China approves chatbots for public use in tech war with US
China can’t buy US chips required for advanced artificial intelligence models, but that’s not stopping the country from churning out AI models.
After receiving regulatory approval from the country’s internet watchdog, several Chinese tech companies launched their respective AI chatbots last week. This comes in response to OpenAI’s ChatGPT, which, since its launch, has prompted rival tech companies around the globe to launch their own chatbots.
According to a Reuters report, Baidu CEO Robin Li has claimed that over 70 large language models (LLMs) with over 1 billion parameters have been released in China.
The regulatory approval was given by the Cyberspace Administration of China (CAC) to Baidu, along with AI software provider company SenseTime and AI startups like Baichuan Intelligent Technology, Zhipu AI, and MiniMax.
The Chinese tech sector is reacting to US-based AI tools
Baidu said it would soon launch the latest version of its LLM - Ernie 4. Li called it “one of the best LLMs,” according to a report by the South China Morning Post. When the company launched Ernie 3.5 in June this year, it claimed that the model performed better than GPT-3.5 in a comprehensive ability test. It also claimed that Ernie 3.5 outperformed GPT-4 in some Chinese-language capabilities, according to a test conducted by the state-run newspaper China Science Daily, reported Firstpost.
SenseTime’s chatbot, SenseChat, was also "fully available to serve all users," according to Reuters. Baidu and SenseTime shares increased by 2.1 percent and 2.3 percent, respectively, in Hong Kong trade.
China was one of the first countries to establish stringent rules and guardrails when tech companies rushed to reap the benefits of the generative AI goldmine. The rules will now only apply to services available to the general public in China. Technology developed in research institutions or intended for overseas users' use is exempted.
The long drawn-out tech war
China and the US are in a race to establish AI supremacy. The two nations have been long embroiled in a tech war, with things getting challenging for Beijing when the US decided to put trade sanctions on America-manufactured computer chips.
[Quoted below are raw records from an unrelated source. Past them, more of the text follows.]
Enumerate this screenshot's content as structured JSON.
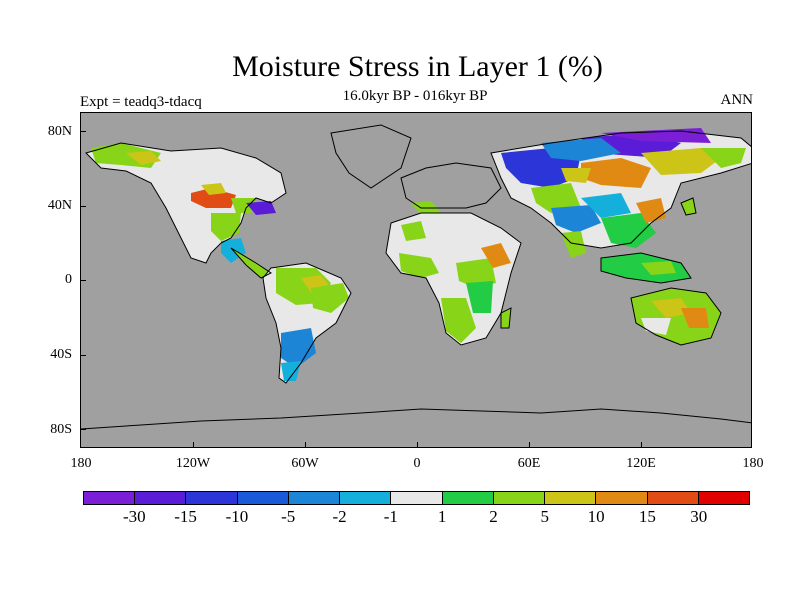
{
  "title": "Moisture Stress in Layer 1 (%)",
  "subtitle": "16.0kyr BP - 016kyr BP",
  "left_label": "Expt = teadq3-tdacq",
  "right_label": "ANN",
  "colors": {
    "ocean": "#a0a0a0",
    "coastline": "#000000"
  },
  "lat_labels": [
    "80N",
    "40N",
    "0",
    "40S",
    "80S"
  ],
  "lon_labels": [
    "180",
    "120W",
    "60W",
    "0",
    "60E",
    "120E",
    "180"
  ],
  "colorbar": {
    "colors": [
      "#7b1fd6",
      "#5a1cd6",
      "#2b35d8",
      "#1a5ad8",
      "#1d85d6",
      "#14b0db",
      "#e8e8e8",
      "#22cc44",
      "#88d418",
      "#ccc416",
      "#e08a14",
      "#e04c14",
      "#e00000"
    ],
    "labels": [
      "-30",
      "-15",
      "-10",
      "-5",
      "-2",
      "-1",
      "1",
      "2",
      "5",
      "10",
      "15",
      "30"
    ]
  }
}
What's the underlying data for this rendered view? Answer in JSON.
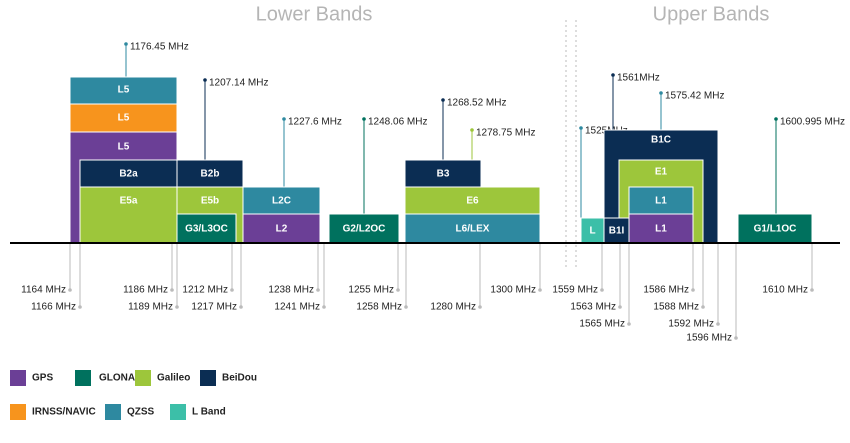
{
  "titles": {
    "lower": "Lower Bands",
    "upper": "Upper Bands"
  },
  "blocks": [
    "L5",
    "L5",
    "L5",
    "B2a",
    "B2b",
    "E5a",
    "E5b",
    "G3/L3OC",
    "L2C",
    "L2",
    "G2/L2OC",
    "B3",
    "E6",
    "L6/LEX",
    "B1C",
    "E1",
    "L1",
    "L1",
    "B1I",
    "L",
    "G1/L1OC"
  ],
  "center_frequencies": [
    "1176.45 MHz",
    "1207.14 MHz",
    "1227.6 MHz",
    "1248.06 MHz",
    "1268.52 MHz",
    "1278.75 MHz",
    "1525MHz",
    "1561MHz",
    "1575.42 MHz",
    "1600.995 MHz"
  ],
  "edge_frequencies": [
    "1164 MHz",
    "1166 MHz",
    "1186 MHz",
    "1189 MHz",
    "1212 MHz",
    "1217 MHz",
    "1238 MHz",
    "1241 MHz",
    "1255 MHz",
    "1258 MHz",
    "1280 MHz",
    "1300 MHz",
    "1559 MHz",
    "1563 MHz",
    "1565 MHz",
    "1586 MHz",
    "1588 MHz",
    "1592 MHz",
    "1596 MHz",
    "1610 MHz"
  ],
  "legend": [
    "GPS",
    "GLONASS",
    "Galileo",
    "BeiDou",
    "IRNSS/NAVIC",
    "QZSS",
    "L Band"
  ]
}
This basically disallows China to get their hands on high-end chips being developed in the US by the likes of NVIDIA, which are key for advancement in the space of artificial intelligence.
Similar sanctions were followed by Japan and the Netherlands, which, together with the US, account for roughly 90 percent of all the equipment used in computer chip factories worldwide, according to a report by Time.
China retaliated by banning purchases of chips from the US-based firm Micron. The country also put export restrictions on gallium and germanium - the two materials key to the semiconductor industry, and of which China is a dominant global supplier.
A Stanford study claims that the majority of the world’s significant language and multimodal models are being produced by the US. However, China continues to lead in total AI journal, conference, and repository publications.
The US and China had the greatest number of cross-country collaborations in AI publications from 2010 to 2021 but those collaborations have witnessed a downward trend. This is reflective of the corroding geopolitical relations between the two nations.
This has been pretty much how the two countries have been operating for the last decade. One places a restriction, and a corresponding and retaliatory regulation follows. Both want to pioneer the future of global technology. Will there be any winners?